MINEOLA, N.Y. -- After spending months insisting that he was sane and staging courtroom spectacles from the bizarre to the surreal, Colin Ferguson has turned to the lawyers he once dismissed -- to appeal his murder conviction on the grounds that he was never mentally fit to stand trial, one of the lawyers said yesterday.
Ferguson, 37, whose defense of himself included his claim that there were 93 charges against him because the killings occurred in 1993, had previously refused to seek a finding that he was mentally incompetent or to resort to an insanity defense at the trial.
Instead, he dismissed the lawyers who questioned his sanity, William M. Kunstler and Ronald L. Kuby, and based his case on conspiracy theories and straight-faced refutation of overwhelming witness testimony that it was he who killed six people and wounded 19 others on the Long Island Railroad.
Mr.
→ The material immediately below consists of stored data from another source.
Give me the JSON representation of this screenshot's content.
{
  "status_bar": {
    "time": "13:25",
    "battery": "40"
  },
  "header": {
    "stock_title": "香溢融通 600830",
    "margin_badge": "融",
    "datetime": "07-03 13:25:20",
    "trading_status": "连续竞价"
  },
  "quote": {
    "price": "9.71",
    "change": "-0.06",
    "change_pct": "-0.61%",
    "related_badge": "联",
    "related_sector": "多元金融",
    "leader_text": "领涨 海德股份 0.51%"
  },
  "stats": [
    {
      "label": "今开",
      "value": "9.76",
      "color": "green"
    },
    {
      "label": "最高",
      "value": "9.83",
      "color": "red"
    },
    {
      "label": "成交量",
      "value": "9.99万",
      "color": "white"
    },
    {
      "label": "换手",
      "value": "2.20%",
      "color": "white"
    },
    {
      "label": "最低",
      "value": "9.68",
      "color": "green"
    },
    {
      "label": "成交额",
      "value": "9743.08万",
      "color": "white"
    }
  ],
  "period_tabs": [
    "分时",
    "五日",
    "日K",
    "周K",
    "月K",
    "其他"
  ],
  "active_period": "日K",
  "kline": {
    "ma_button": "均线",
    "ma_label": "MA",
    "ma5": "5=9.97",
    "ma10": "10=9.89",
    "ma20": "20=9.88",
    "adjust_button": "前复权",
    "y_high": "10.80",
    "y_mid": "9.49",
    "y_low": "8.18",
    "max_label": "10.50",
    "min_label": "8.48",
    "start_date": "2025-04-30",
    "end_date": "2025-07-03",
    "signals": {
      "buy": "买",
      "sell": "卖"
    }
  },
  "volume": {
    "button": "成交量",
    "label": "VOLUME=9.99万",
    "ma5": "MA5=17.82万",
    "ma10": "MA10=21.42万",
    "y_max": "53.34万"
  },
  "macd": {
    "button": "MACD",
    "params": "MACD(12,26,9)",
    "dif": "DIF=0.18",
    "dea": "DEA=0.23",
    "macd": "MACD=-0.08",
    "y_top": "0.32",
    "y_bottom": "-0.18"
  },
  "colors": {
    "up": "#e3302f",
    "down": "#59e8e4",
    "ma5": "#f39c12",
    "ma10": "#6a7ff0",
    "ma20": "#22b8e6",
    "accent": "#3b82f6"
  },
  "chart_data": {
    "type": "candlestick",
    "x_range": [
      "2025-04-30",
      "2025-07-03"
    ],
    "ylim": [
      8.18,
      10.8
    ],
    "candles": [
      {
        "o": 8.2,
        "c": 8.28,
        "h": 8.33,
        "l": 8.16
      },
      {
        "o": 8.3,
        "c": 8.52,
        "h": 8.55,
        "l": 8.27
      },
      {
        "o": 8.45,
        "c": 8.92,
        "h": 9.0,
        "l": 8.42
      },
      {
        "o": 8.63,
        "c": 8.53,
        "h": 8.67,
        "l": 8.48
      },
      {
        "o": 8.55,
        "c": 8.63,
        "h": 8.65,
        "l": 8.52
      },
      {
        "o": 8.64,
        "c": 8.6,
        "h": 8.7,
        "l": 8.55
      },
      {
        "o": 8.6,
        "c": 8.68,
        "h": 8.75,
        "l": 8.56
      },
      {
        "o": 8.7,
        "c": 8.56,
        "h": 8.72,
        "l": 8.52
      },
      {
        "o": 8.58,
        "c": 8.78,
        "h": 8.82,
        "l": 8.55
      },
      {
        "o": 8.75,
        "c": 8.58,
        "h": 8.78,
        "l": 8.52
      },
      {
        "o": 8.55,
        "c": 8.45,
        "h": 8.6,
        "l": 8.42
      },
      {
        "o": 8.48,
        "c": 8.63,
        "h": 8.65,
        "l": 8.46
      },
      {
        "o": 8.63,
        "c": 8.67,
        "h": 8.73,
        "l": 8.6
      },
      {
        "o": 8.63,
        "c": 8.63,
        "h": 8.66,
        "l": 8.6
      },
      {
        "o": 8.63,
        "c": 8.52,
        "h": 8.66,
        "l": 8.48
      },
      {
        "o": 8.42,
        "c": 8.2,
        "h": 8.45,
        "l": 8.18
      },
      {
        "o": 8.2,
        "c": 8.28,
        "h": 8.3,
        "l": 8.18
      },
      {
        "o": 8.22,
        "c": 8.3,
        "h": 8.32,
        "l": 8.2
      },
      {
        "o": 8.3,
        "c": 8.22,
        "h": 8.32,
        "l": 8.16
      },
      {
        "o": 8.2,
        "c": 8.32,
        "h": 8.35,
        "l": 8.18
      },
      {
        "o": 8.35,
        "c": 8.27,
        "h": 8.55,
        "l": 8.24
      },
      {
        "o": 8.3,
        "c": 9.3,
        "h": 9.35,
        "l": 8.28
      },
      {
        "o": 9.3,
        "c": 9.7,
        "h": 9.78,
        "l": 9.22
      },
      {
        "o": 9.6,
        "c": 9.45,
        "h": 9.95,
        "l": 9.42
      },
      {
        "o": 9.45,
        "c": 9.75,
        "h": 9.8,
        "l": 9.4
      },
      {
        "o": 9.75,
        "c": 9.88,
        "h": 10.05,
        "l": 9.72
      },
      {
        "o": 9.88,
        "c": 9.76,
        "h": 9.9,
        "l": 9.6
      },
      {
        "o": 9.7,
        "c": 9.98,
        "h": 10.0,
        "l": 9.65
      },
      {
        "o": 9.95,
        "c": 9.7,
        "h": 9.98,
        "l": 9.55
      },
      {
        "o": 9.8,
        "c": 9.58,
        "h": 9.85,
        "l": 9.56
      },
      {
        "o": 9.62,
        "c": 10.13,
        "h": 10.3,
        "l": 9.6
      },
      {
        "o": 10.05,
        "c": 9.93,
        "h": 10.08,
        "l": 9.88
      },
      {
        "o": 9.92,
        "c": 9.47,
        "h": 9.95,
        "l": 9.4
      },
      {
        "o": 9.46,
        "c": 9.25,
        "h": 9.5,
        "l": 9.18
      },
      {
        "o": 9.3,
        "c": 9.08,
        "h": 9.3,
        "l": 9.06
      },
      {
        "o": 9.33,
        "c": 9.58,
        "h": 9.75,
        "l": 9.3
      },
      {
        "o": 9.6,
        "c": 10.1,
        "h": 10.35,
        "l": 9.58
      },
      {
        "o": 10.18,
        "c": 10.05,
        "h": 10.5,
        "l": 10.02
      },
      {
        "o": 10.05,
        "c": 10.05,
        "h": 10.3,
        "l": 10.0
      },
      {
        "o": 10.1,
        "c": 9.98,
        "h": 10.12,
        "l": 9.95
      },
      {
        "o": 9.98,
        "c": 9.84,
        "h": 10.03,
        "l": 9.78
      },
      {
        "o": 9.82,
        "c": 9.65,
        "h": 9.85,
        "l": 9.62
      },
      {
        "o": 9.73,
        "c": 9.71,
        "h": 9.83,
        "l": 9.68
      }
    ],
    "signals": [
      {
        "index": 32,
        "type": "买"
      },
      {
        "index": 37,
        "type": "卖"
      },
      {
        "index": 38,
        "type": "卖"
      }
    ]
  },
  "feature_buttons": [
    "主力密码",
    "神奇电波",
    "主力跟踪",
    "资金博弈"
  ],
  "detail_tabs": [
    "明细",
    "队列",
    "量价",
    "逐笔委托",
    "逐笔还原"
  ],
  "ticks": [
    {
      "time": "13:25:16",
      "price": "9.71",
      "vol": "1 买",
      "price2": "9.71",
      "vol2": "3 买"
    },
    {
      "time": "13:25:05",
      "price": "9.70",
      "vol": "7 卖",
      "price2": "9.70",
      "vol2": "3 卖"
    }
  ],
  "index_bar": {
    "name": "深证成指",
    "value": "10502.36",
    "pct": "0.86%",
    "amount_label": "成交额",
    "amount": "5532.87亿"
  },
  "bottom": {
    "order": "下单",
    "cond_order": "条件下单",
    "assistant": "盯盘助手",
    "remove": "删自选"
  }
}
Kunstler said yesterday that Ferguson had called him and that they had agreed to challenge not only the finding that he was competent to stand trial, but the way competency is judged in New York state.
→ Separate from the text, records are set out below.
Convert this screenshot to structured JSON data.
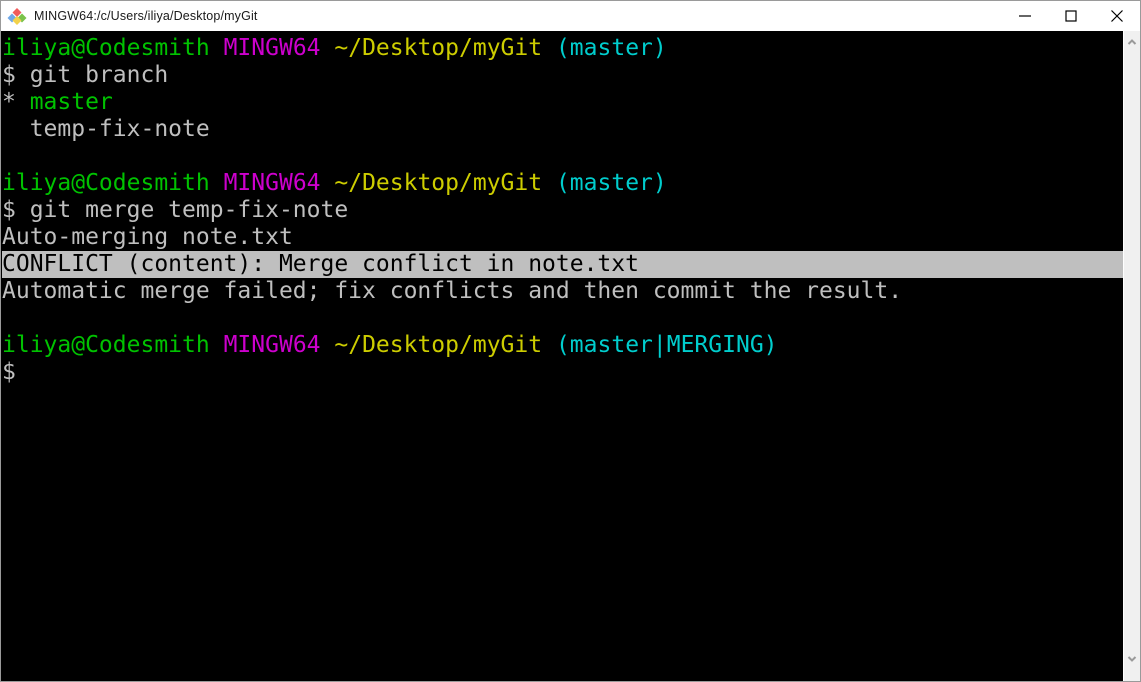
{
  "window": {
    "title": "MINGW64:/c/Users/iliya/Desktop/myGit",
    "icon": "git-bash-diamond-icon",
    "controls": {
      "minimize": "minimize-icon",
      "maximize": "maximize-icon",
      "close": "close-icon"
    }
  },
  "colors": {
    "background": "#000000",
    "foreground": "#bfbfbf",
    "green": "#00c200",
    "magenta": "#cd00cd",
    "yellow": "#cdcd00",
    "cyan": "#00cdcd",
    "highlight_bg": "#bfbfbf",
    "highlight_fg": "#000000",
    "titlebar_bg": "#ffffff",
    "scrollbar_bg": "#f0f0f0"
  },
  "terminal": {
    "prompt_user_host": "iliya@Codesmith",
    "prompt_shell": "MINGW64",
    "prompt_path": "~/Desktop/myGit",
    "prompt_branch_master": "(master)",
    "prompt_branch_merging": "(master|MERGING)",
    "prompt_symbol": "$",
    "commands": {
      "git_branch": " git branch",
      "git_merge": " git merge temp-fix-note"
    },
    "branch_list": {
      "current_marker": "* ",
      "current_branch": "master",
      "other_branch": "  temp-fix-note"
    },
    "output": {
      "auto_merging": "Auto-merging note.txt",
      "conflict": "CONFLICT (content): Merge conflict in note.txt",
      "failed": "Automatic merge failed; fix conflicts and then commit the result."
    }
  },
  "scrollbar": {
    "up_arrow": "chevron-up-icon",
    "down_arrow": "chevron-down-icon"
  }
}
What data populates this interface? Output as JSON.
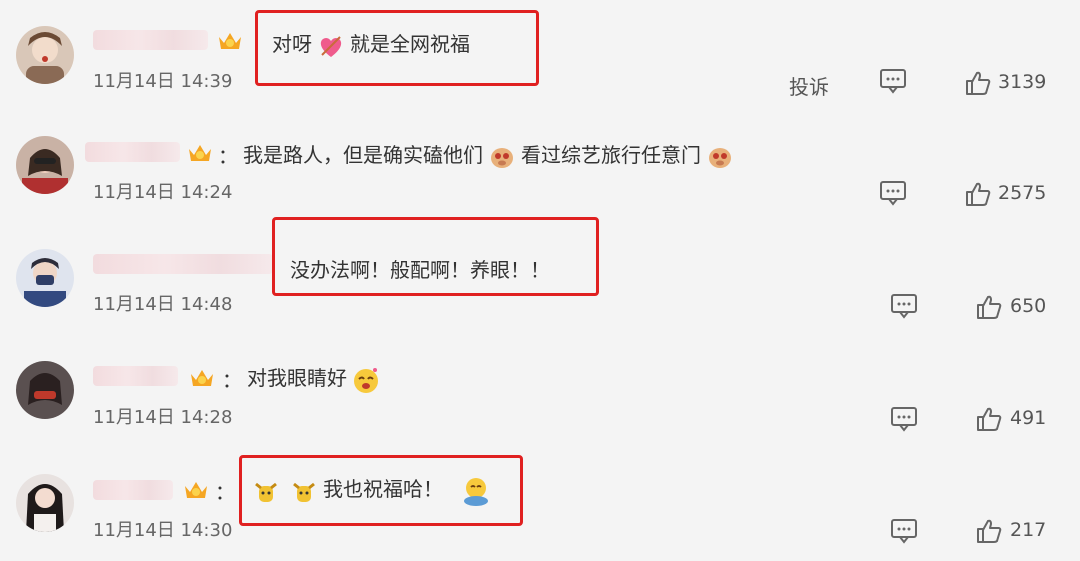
{
  "comments": [
    {
      "text": "对呀",
      "text2": "就是全网祝福",
      "time": "11月14日 14:39",
      "report": "投诉",
      "likes": "3139"
    },
    {
      "text": "我是路人，但是确实磕他们",
      "text2": "看过综艺旅行任意门",
      "time": "11月14日 14:24",
      "likes": "2575"
    },
    {
      "text": "没办法啊！般配啊！养眼！！",
      "time": "11月14日 14:48",
      "likes": "650"
    },
    {
      "text": "对我眼睛好",
      "time": "11月14日 14:28",
      "likes": "491"
    },
    {
      "text": "我也祝福哈！",
      "time": "11月14日 14:30",
      "likes": "217"
    }
  ],
  "colors": {
    "highlight": "#e02020",
    "background": "#f4f4f4"
  },
  "icons": [
    "vip-crown-icon",
    "heart-emoji-icon",
    "comment-icon",
    "thumbs-up-icon"
  ]
}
"The issue is a powerful one that needs to be raised in this state and elsewhere across the country," Mr. Kunstler said.
The development comes a day after a Nassau County jury found Ferguson guilty of murdering six railroad commuters and trying to kill 19 others on Dec. 7, 1993.
Mr. Kunstler said that he and Mr. Kuby would represent Ferguson when he returns to court March 20 for sentencing when they would file a motion questioning whether Judge Donald E. Belfi was correct in finding Ferguson competent last December.
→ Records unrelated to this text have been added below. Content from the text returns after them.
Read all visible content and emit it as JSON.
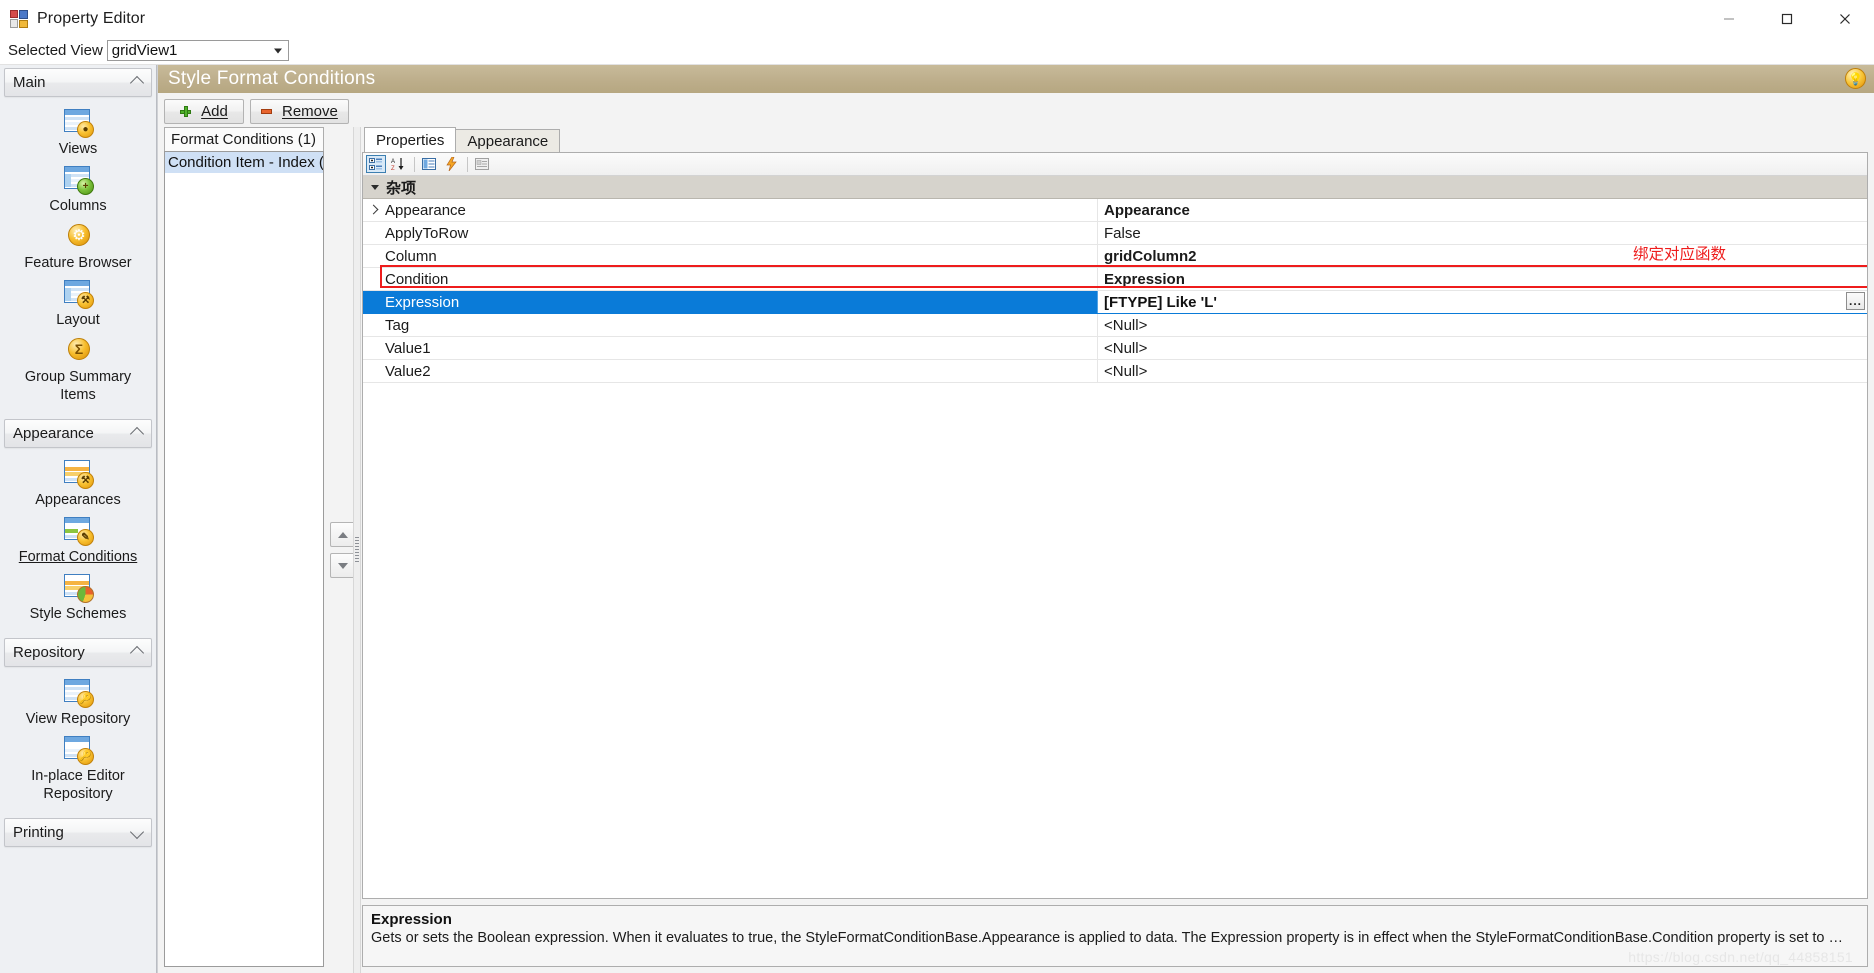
{
  "window": {
    "title": "Property Editor",
    "icon": "property-editor-icon",
    "minimize": "—",
    "maximize": "☐",
    "close": "✕"
  },
  "view_toolbar": {
    "label": "Selected View",
    "combo_value": "gridView1",
    "combo_options": [
      "gridView1"
    ]
  },
  "sidebar": {
    "groups": [
      {
        "title": "Main",
        "expanded": true,
        "items": [
          {
            "label": "Views",
            "icon": "grid-views-icon",
            "active": false
          },
          {
            "label": "Columns",
            "icon": "grid-columns-icon",
            "active": false
          },
          {
            "label": "Feature Browser",
            "icon": "gear-icon",
            "active": false
          },
          {
            "label": "Layout",
            "icon": "grid-layout-icon",
            "active": false
          },
          {
            "label": "Group Summary Items",
            "icon": "sigma-icon",
            "active": false
          }
        ]
      },
      {
        "title": "Appearance",
        "expanded": true,
        "items": [
          {
            "label": "Appearances",
            "icon": "appearances-icon",
            "active": false
          },
          {
            "label": "Format Conditions",
            "icon": "format-conditions-icon",
            "active": true
          },
          {
            "label": "Style Schemes",
            "icon": "style-schemes-icon",
            "active": false
          }
        ]
      },
      {
        "title": "Repository",
        "expanded": true,
        "items": [
          {
            "label": "View Repository",
            "icon": "view-repository-icon",
            "active": false
          },
          {
            "label": "In-place Editor Repository",
            "icon": "inplace-editor-repository-icon",
            "active": false
          }
        ]
      },
      {
        "title": "Printing",
        "expanded": false,
        "items": []
      }
    ]
  },
  "main": {
    "header_title": "Style Format Conditions",
    "header_icon": "bulb-icon",
    "commands": [
      {
        "label": "Add",
        "icon": "plus-icon",
        "mnemonic": "A"
      },
      {
        "label": "Remove",
        "icon": "minus-icon",
        "mnemonic": "R"
      }
    ],
    "list_panel": {
      "header": "Format Conditions (1)",
      "items": [
        "Condition Item - Index ("
      ]
    },
    "nav_buttons": {
      "up": "move-up",
      "down": "move-down"
    },
    "tabs": [
      {
        "label": "Properties",
        "active": true
      },
      {
        "label": "Appearance",
        "active": false
      }
    ],
    "grid_toolbar": [
      {
        "name": "categorized-button",
        "glyph": "▤",
        "selected": true
      },
      {
        "name": "alphabetical-button",
        "glyph": "A↓",
        "selected": false
      },
      {
        "name": "properties-button",
        "glyph": "▤",
        "selected": false
      },
      {
        "name": "events-button",
        "glyph": "⚡",
        "selected": false
      },
      {
        "name": "property-pages-button",
        "glyph": "▧",
        "selected": false
      }
    ],
    "grid": {
      "category": "杂项",
      "rows": [
        {
          "name": "Appearance",
          "value": "Appearance",
          "bold": true,
          "expandable": true,
          "selected": false
        },
        {
          "name": "ApplyToRow",
          "value": "False",
          "bold": false,
          "expandable": false,
          "selected": false
        },
        {
          "name": "Column",
          "value": "gridColumn2",
          "bold": true,
          "expandable": false,
          "selected": false
        },
        {
          "name": "Condition",
          "value": "Expression",
          "bold": true,
          "expandable": false,
          "selected": false
        },
        {
          "name": "Expression",
          "value": "[FTYPE] Like 'L'",
          "bold": true,
          "expandable": false,
          "selected": true,
          "editor_button": "..."
        },
        {
          "name": "Tag",
          "value": "<Null>",
          "bold": false,
          "expandable": false,
          "selected": false
        },
        {
          "name": "Value1",
          "value": "<Null>",
          "bold": false,
          "expandable": false,
          "selected": false
        },
        {
          "name": "Value2",
          "value": "<Null>",
          "bold": false,
          "expandable": false,
          "selected": false
        }
      ]
    },
    "annotation": {
      "text": "绑定对应函数",
      "color": "#ee1c1c",
      "highlight_row": "Condition"
    },
    "description": {
      "title": "Expression",
      "text": "Gets or sets the Boolean expression. When it evaluates to true, the StyleFormatConditionBase.Appearance is applied to data. The Expression property is in effect when the StyleFormatConditionBase.Condition property is set to …"
    },
    "watermark": "https://blog.csdn.net/qq_44858151"
  },
  "colors": {
    "header_bar": "#bdae8b",
    "selection": "#0a7bd8",
    "category_row": "#d6d3cc",
    "annotation": "#ee1c1c"
  }
}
Ferguson could be sentenced to 200 years to life in prison.
Assuming that the court would probably reject such a motion to avoid a retrial, Mr. Kunstler said he would then move that the judge should have revisited the issue during the trial because of "the bizarre behavior of Ferguson and his obvious inability as a mentally ill man to defend himself, pursue a defense and question witnesses."
Should the judge deny these motions, Mr. Kunstler said he and Mr. Kuby would raise them in an appeal, questioning the process involved in finding a defendant competent and allowing him to defend himself.
George Peck, who prosecuted Ferguson, said the trial transcript would support the view that Ferguson was not only competent, but very capable of representing himself in court.
"He knows right from wrong, knows the measure and quality of his actions and was able to ask questions and digest points of law," Mr. Peck said. "And for anyone to suggest that he is not competent is simply not borne out by the facts. He is very, very competent."
Mr. Kunstler and Mr. Kuby served as attorneys and legal advisers to Ferguson for more than 10 months last year. In December, Ferguson dismissed them, rejecting their suggestion that he pursue an insanity defense based in part on a theory that his mental illness was aggravated by the cultural shock and bias he endured as a black man in the United States.
Ferguson emigrated 12 years ago from Kingston, Jamaica, where he lived a privileged life as the member of a well-to-do family.